Ce que ces chiffres disent. Une note moyenne de 2,5 sur une échelle de 1 à 4 correspond à un profil de risque intermédiaire, et la stabilité des notes pour les trois quarts des établissements indique un système sans dégradation visible. Des exigences globales de 15,6 % des actifs pondérés par les risques représentent un coussin bien supérieur à celui qui existait avant 2008.
Ce qu'ils ne disent pas. D'abord, une moyenne masque les cas extrêmes, or une crise systémique peut naître de la défaillance d'un seul établissement dont les engagements se propagent aux autres.
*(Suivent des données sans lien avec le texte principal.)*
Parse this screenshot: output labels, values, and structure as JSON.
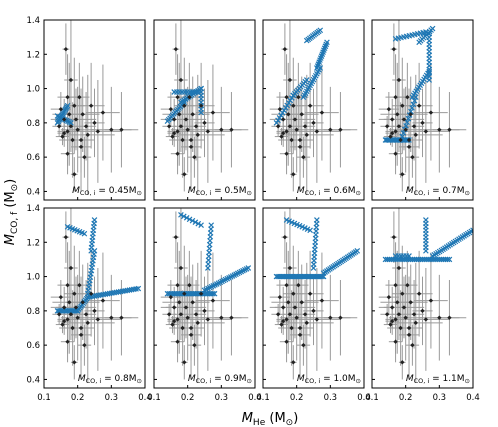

Ensuite, l'évaluation est rétrospective : elle apprécie des risques identifiés à partir de l'expérience passée, alors que les crises naissent le plus souvent là où personne ne regardait — les crédits immobiliers titrisés étaient réputés très sûrs en 2006. Enfin, le contrôle est microprudentiel : il examine chaque banque isolément, alors que le risque systémique naît de l'interdépendance des bilans et de la simultanéité des comportements. Des établissements individuellement solides peuvent détenir les mêmes actifs et chercher à les vendre au même moment.
Conclusion attendue. La supervision réduit la probabilité et le coût d'une crise ; elle ne l'abolit pas. C'est d'ailleurs pourquoi elle est complétée par des instruments macroprudentiels, par la garantie des dépôts et par le rôle de prêteur en dernier ressort de la banque centrale.